Reste que la confédération entretient avec la Commission des liens moins privilégiés que par le passé. Romano Prodi n'a guère la fibre sociale, et l'Unice est plus en cour à Bruxelles. « Nous sommes dans un contexte très différent de celui que nous avons connu du temps de Jacques Delors, reconnaît Thérèse de Liederkerke, de l'Unice. La Commission est aujourd'hui plus faible politiquement. » D'où l'enjeu du sommet de Laeken, qui doit traiter de l'avenir des institutions. Et va obliger, par contrecoup, les partenaires sociaux à se positionner.

Ce n'est pas le seul sujet de débat au sein de la CES. À respectivement 64 et 59 ans, et après dix ans de bons et loyaux services, Emilio Gabaglio et Jean Lapeyre n'ont guère envie de rempiler en 2003, lors du prochain congrès de l'organisation. Mais, faute de candidats (voir encadré), ils risquent de devoir prolonger leur séjour à Bruxelles. Peut-être pour un demi-mandat. Leur succession promet d'être une belle gageure.

Une succession délicate

« Vous avez entre 40 et 55 ans. Vous occupez la fonction de secrétaire général au sein d'une organisation syndicale d'un État membre de l'Union européenne. Vous maîtrisez l'anglais. Vous avez su démontrer avec succès vos compétences techniques et relationnelles. Merci d'adresser votre candidature avant fin 2002 à la Confédération européenne des syndicats pour ce poste rémunéré 25 000 francs nets par mois, basé à Bruxelles. »

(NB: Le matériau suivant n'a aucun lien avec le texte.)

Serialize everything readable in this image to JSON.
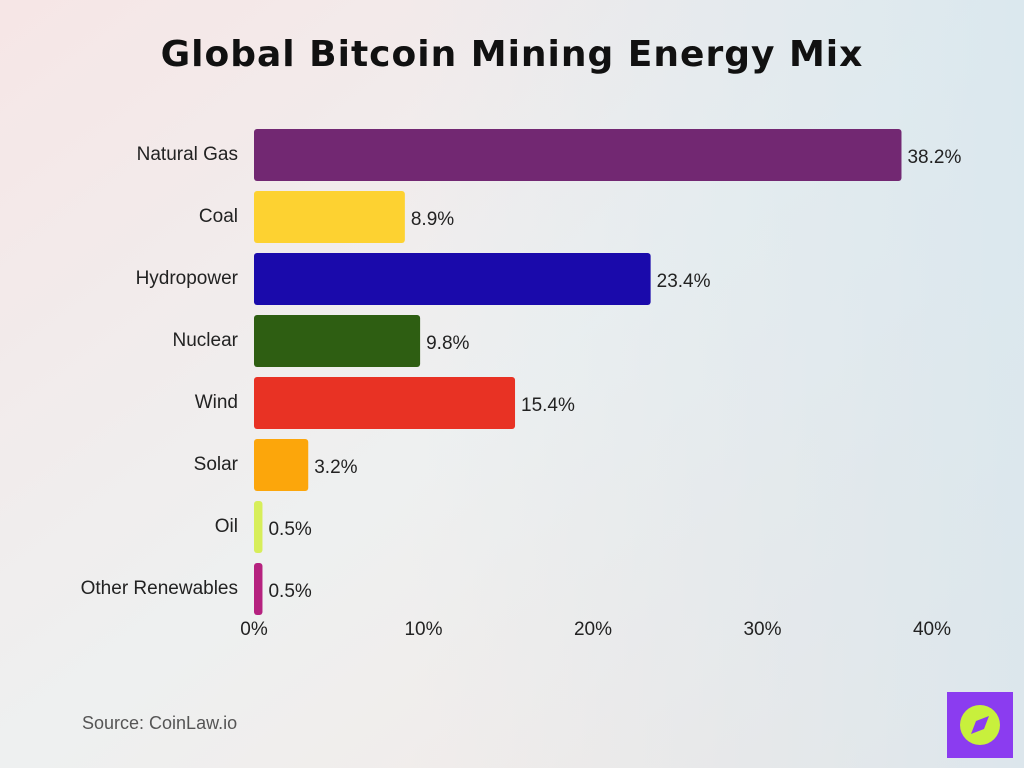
{
  "chart_data": {
    "type": "bar",
    "orientation": "horizontal",
    "title": "Global Bitcoin Mining Energy Mix",
    "categories": [
      "Natural Gas",
      "Coal",
      "Hydropower",
      "Nuclear",
      "Wind",
      "Solar",
      "Oil",
      "Other Renewables"
    ],
    "values": [
      38.2,
      8.9,
      23.4,
      9.8,
      15.4,
      3.2,
      0.5,
      0.5
    ],
    "value_labels": [
      "38.2%",
      "8.9%",
      "23.4%",
      "9.8%",
      "15.4%",
      "3.2%",
      "0.5%",
      "0.5%"
    ],
    "colors": [
      "#722872",
      "#fdd231",
      "#1a0aab",
      "#2e5e12",
      "#e83224",
      "#fca60b",
      "#d7ee5a",
      "#b5227f"
    ],
    "xlim": [
      0,
      40
    ],
    "xticks": [
      {
        "value": 0,
        "label": "0%"
      },
      {
        "value": 10,
        "label": "10%"
      },
      {
        "value": 20,
        "label": "20%"
      },
      {
        "value": 30,
        "label": "30%"
      },
      {
        "value": 40,
        "label": "40%"
      }
    ],
    "grid": false,
    "source": "Source: CoinLaw.io"
  }
}
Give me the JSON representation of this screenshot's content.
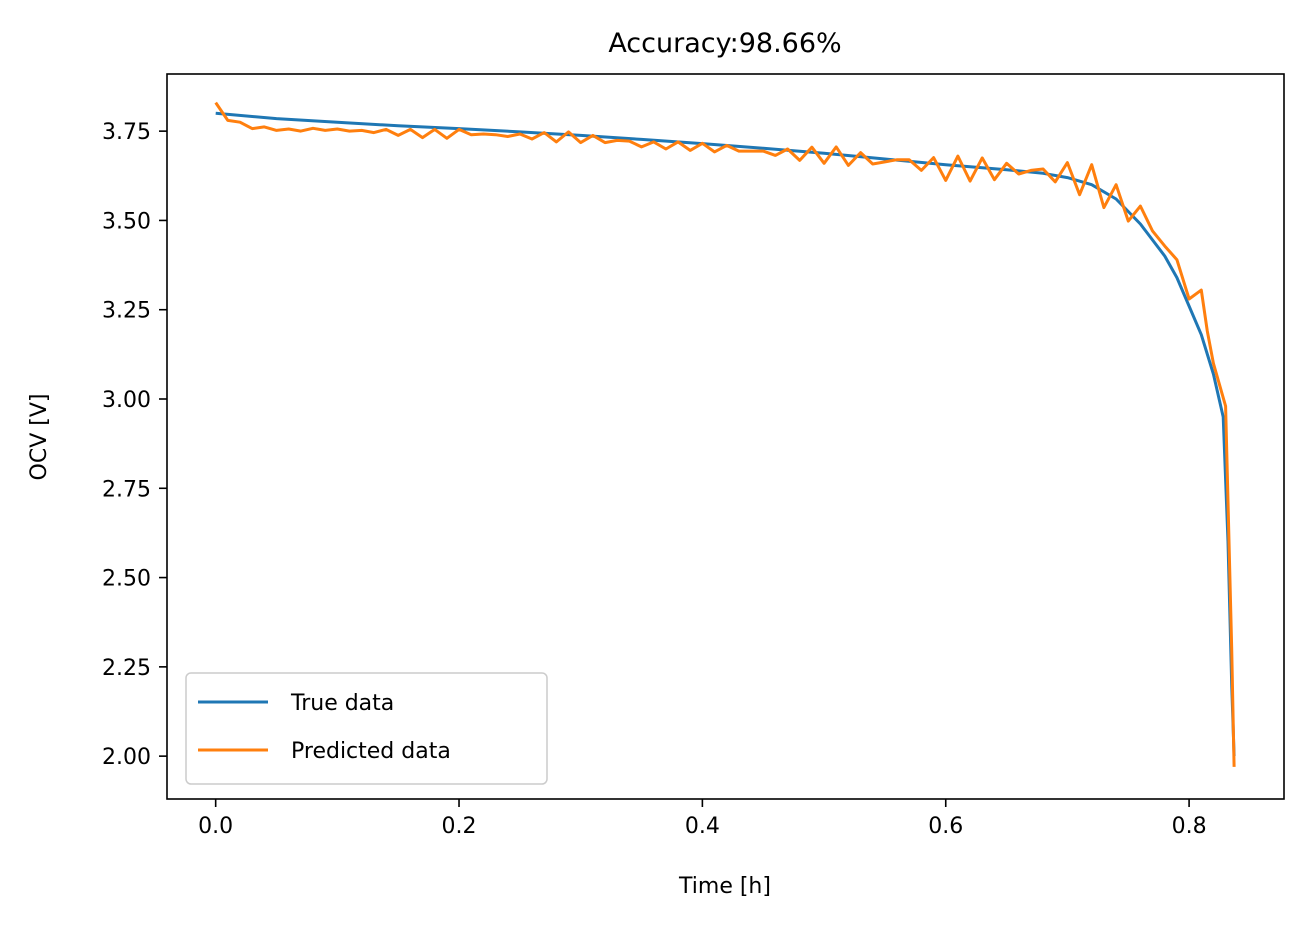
{
  "chart_data": {
    "type": "line",
    "title": "Accuracy:98.66%",
    "xlabel": "Time [h]",
    "ylabel": "OCV [V]",
    "xlim": [
      -0.04,
      0.878
    ],
    "ylim": [
      1.88,
      3.91
    ],
    "xticks": [
      0.0,
      0.2,
      0.4,
      0.6,
      0.8
    ],
    "xtick_labels": [
      "0.0",
      "0.2",
      "0.4",
      "0.6",
      "0.8"
    ],
    "yticks": [
      2.0,
      2.25,
      2.5,
      2.75,
      3.0,
      3.25,
      3.5,
      3.75
    ],
    "ytick_labels": [
      "2.00",
      "2.25",
      "2.50",
      "2.75",
      "3.00",
      "3.25",
      "3.50",
      "3.75"
    ],
    "grid": false,
    "legend_position": "lower-left",
    "series": [
      {
        "name": "True data",
        "color": "#1f77b4",
        "x": [
          0.0,
          0.05,
          0.1,
          0.15,
          0.2,
          0.25,
          0.3,
          0.35,
          0.4,
          0.45,
          0.5,
          0.55,
          0.6,
          0.65,
          0.68,
          0.7,
          0.72,
          0.74,
          0.76,
          0.78,
          0.79,
          0.8,
          0.81,
          0.82,
          0.828,
          0.832,
          0.835,
          0.837
        ],
        "y": [
          3.8,
          3.785,
          3.775,
          3.765,
          3.757,
          3.748,
          3.738,
          3.727,
          3.715,
          3.702,
          3.688,
          3.672,
          3.656,
          3.642,
          3.632,
          3.62,
          3.6,
          3.56,
          3.49,
          3.4,
          3.34,
          3.26,
          3.18,
          3.07,
          2.95,
          2.6,
          2.2,
          2.0
        ]
      },
      {
        "name": "Predicted data",
        "color": "#ff7f0e",
        "x": [
          0.0,
          0.01,
          0.02,
          0.03,
          0.04,
          0.05,
          0.06,
          0.07,
          0.08,
          0.09,
          0.1,
          0.11,
          0.12,
          0.13,
          0.14,
          0.15,
          0.16,
          0.17,
          0.18,
          0.19,
          0.2,
          0.21,
          0.22,
          0.23,
          0.24,
          0.25,
          0.26,
          0.27,
          0.28,
          0.29,
          0.3,
          0.31,
          0.32,
          0.33,
          0.34,
          0.35,
          0.36,
          0.37,
          0.38,
          0.39,
          0.4,
          0.41,
          0.42,
          0.43,
          0.44,
          0.45,
          0.46,
          0.47,
          0.48,
          0.49,
          0.5,
          0.51,
          0.52,
          0.53,
          0.54,
          0.55,
          0.56,
          0.57,
          0.58,
          0.59,
          0.6,
          0.61,
          0.62,
          0.63,
          0.64,
          0.65,
          0.66,
          0.67,
          0.68,
          0.69,
          0.7,
          0.71,
          0.72,
          0.73,
          0.74,
          0.75,
          0.76,
          0.77,
          0.78,
          0.79,
          0.8,
          0.81,
          0.815,
          0.82,
          0.825,
          0.83,
          0.835,
          0.837
        ],
        "y": [
          3.83,
          3.78,
          3.775,
          3.757,
          3.762,
          3.752,
          3.756,
          3.75,
          3.758,
          3.752,
          3.756,
          3.75,
          3.752,
          3.746,
          3.755,
          3.738,
          3.755,
          3.732,
          3.755,
          3.73,
          3.755,
          3.74,
          3.742,
          3.74,
          3.735,
          3.742,
          3.728,
          3.746,
          3.72,
          3.748,
          3.718,
          3.738,
          3.718,
          3.724,
          3.722,
          3.706,
          3.72,
          3.7,
          3.72,
          3.696,
          3.716,
          3.692,
          3.71,
          3.694,
          3.694,
          3.694,
          3.682,
          3.7,
          3.668,
          3.705,
          3.66,
          3.706,
          3.654,
          3.69,
          3.658,
          3.664,
          3.67,
          3.67,
          3.64,
          3.676,
          3.612,
          3.68,
          3.61,
          3.675,
          3.614,
          3.66,
          3.63,
          3.64,
          3.644,
          3.608,
          3.662,
          3.572,
          3.656,
          3.536,
          3.6,
          3.498,
          3.54,
          3.47,
          3.428,
          3.39,
          3.28,
          3.305,
          3.19,
          3.1,
          3.04,
          2.98,
          2.3,
          1.97
        ]
      }
    ]
  }
}
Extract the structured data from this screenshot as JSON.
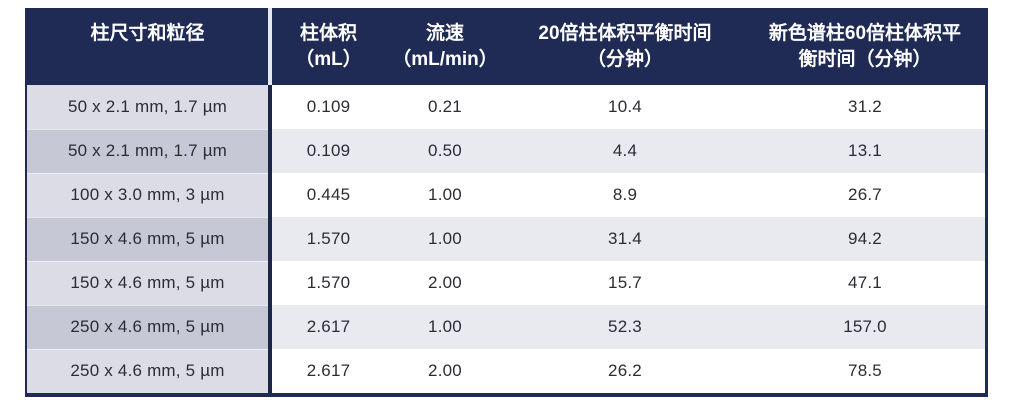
{
  "table": {
    "columns": [
      {
        "lines": [
          "柱尺寸和粒径"
        ]
      },
      {
        "lines": [
          "柱体积",
          "（mL）"
        ]
      },
      {
        "lines": [
          "流速",
          "（mL/min）"
        ]
      },
      {
        "lines": [
          "20倍柱体积平衡时间",
          "（分钟）"
        ]
      },
      {
        "lines": [
          "新色谱柱60倍柱体积平",
          "衡时间（分钟）"
        ]
      }
    ],
    "rows": [
      {
        "size": "50 x 2.1 mm, 1.7 µm",
        "volume": "0.109",
        "flow": "0.21",
        "eq20": "10.4",
        "eq60": "31.2"
      },
      {
        "size": "50 x 2.1 mm, 1.7 µm",
        "volume": "0.109",
        "flow": "0.50",
        "eq20": "4.4",
        "eq60": "13.1"
      },
      {
        "size": "100 x 3.0 mm, 3 µm",
        "volume": "0.445",
        "flow": "1.00",
        "eq20": "8.9",
        "eq60": "26.7"
      },
      {
        "size": "150 x 4.6 mm, 5 µm",
        "volume": "1.570",
        "flow": "1.00",
        "eq20": "31.4",
        "eq60": "94.2"
      },
      {
        "size": "150 x 4.6 mm, 5 µm",
        "volume": "1.570",
        "flow": "2.00",
        "eq20": "15.7",
        "eq60": "47.1"
      },
      {
        "size": "250 x 4.6 mm, 5 µm",
        "volume": "2.617",
        "flow": "1.00",
        "eq20": "52.3",
        "eq60": "157.0"
      },
      {
        "size": "250 x 4.6 mm, 5 µm",
        "volume": "2.617",
        "flow": "2.00",
        "eq20": "26.2",
        "eq60": "78.5"
      }
    ]
  },
  "colors": {
    "header_bg": "#1f2a55",
    "header_text": "#ffffff",
    "border": "#1f2a55",
    "divider_body": "#1c2747",
    "divider_header": "#e6e8f0",
    "col1_odd_bg": "#dbdce5",
    "col1_even_bg": "#c7c8d6",
    "row_odd_bg": "#ffffff",
    "row_even_bg": "#e9eaf0",
    "body_text": "#2c2c34"
  }
}
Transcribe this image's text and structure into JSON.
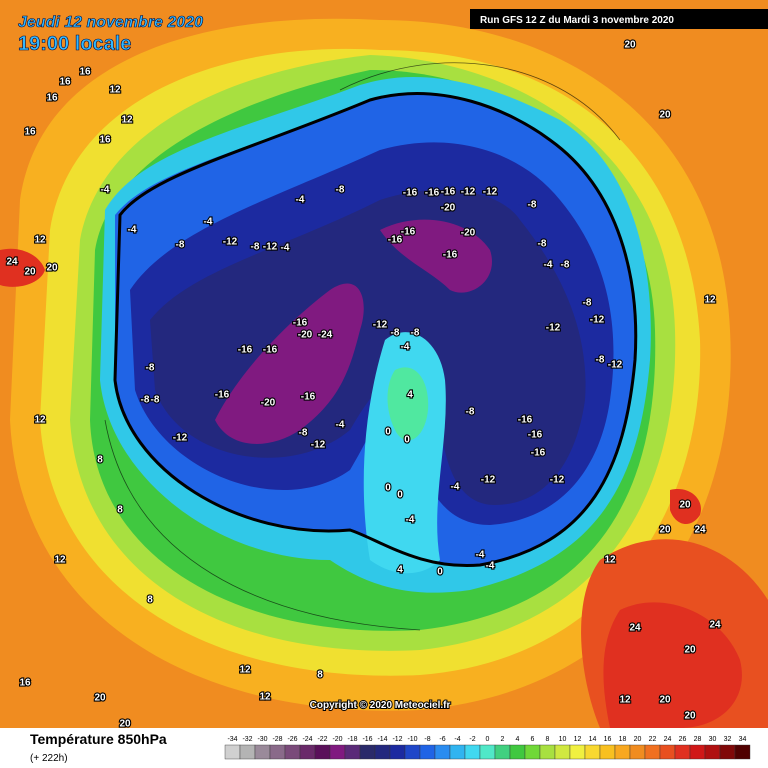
{
  "header": {
    "date": "Jeudi 12 novembre 2020",
    "local_time": "19:00 locale",
    "run": "Run GFS 12 Z du Mardi 3 novembre 2020"
  },
  "footer": {
    "title": "Température 850hPa",
    "lead": "(+ 222h)",
    "copyright": "Copyright © 2020 Meteociel.fr"
  },
  "legend": {
    "ticks": [
      -34,
      -32,
      -30,
      -28,
      -26,
      -24,
      -22,
      -20,
      -18,
      -16,
      -14,
      -12,
      -10,
      -8,
      -6,
      -4,
      -2,
      0,
      2,
      4,
      6,
      8,
      10,
      12,
      14,
      16,
      18,
      20,
      22,
      24,
      26,
      28,
      30,
      32,
      34
    ],
    "colors": [
      "#d0d0d0",
      "#b4b4b4",
      "#9a8a9a",
      "#8a6a8a",
      "#7a4a7a",
      "#6a2a6a",
      "#5a105a",
      "#801a80",
      "#5a2a78",
      "#2a2a6a",
      "#23287e",
      "#1c2aa0",
      "#1f46c8",
      "#2064e6",
      "#2a8cf0",
      "#30b4f0",
      "#40d8f0",
      "#50e8c8",
      "#40d080",
      "#40c840",
      "#70d838",
      "#a8e040",
      "#d0e840",
      "#f0f040",
      "#f8d830",
      "#f8c020",
      "#f8a820",
      "#f08c20",
      "#f07020",
      "#e85020",
      "#e03020",
      "#d01818",
      "#b01010",
      "#800808",
      "#500000"
    ],
    "labels": [
      24,
      20,
      20,
      16,
      16,
      16,
      12,
      16,
      12,
      16,
      12,
      -4,
      -4,
      -8,
      -4,
      -12,
      -8,
      -12,
      -4,
      -4,
      -8,
      -16,
      -16,
      -16,
      -12,
      -12,
      -8,
      -20,
      -20,
      -16,
      -16,
      -16,
      -8,
      -4,
      -8,
      -8,
      -12,
      -12,
      -8,
      -12,
      -12,
      -8,
      -8,
      -4,
      -16,
      -20,
      -24,
      -16,
      -16,
      -16,
      -20,
      -16,
      -8,
      -12,
      -4,
      -12,
      -8,
      -8,
      -8,
      4,
      0,
      0,
      0,
      0,
      -4,
      -4,
      -8,
      -16,
      -16,
      -16,
      -12,
      -12,
      -4,
      -4,
      0,
      4,
      8,
      12,
      12,
      20,
      20,
      16,
      20,
      20,
      20,
      24,
      24,
      20,
      20,
      20,
      24,
      20,
      12,
      12,
      8,
      8,
      8,
      12,
      12,
      12
    ]
  }
}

Ce type d'annonce n'a bien sûr aucune chance de passer dans les quotidiens européens. Pourtant, à moins de deux ans de son prochain congrès, qui se tiendra courant 2003 – vraisemblablement dans la capitale d'un pays de l'Est –, la question se pose. Pas officiellement, puisque le secrétaire général actuel, Emilio Gabaglio, répète que « le poste n'est pas vacant ». Ce qui est vrai. Mais, à 64 ans, le numéro un de la CES souhaiterait souffler un peu. Il avoue tout de même qu'il serait « satisfait » si un dirigeant syndical de premier plan se portait candidat. Ce ne sera pas, en tout cas, Nicole Notat, candidate non déclarée et très sollicitée. Elle n'ira pas à Bruxelles. « Sa décision a piqué un certain nombre de syndicalistes qui l'avaient soutenue », raconte un membre de la CES. Tout est donc à refaire. Cela ne sera pas simple car « un Gabaglio, cela vaut plusieurs secrétaires généraux de biens des organisations syndicales », estime Maurice Braud. Alors qui ? « Another Gabaglio », répond malicieusement Dave Feickert, responsable du bureau du TUC à Bruxelles. Et pourquoi pas. Dans la capitale de la Belgique, le bruit court déjà que faute de candidat(s) sérieux, le chef de file de la CES, ainsi que son adjoint Jean Lapeyre, pourraient se succéder à eux-mêmes au printemps 2003.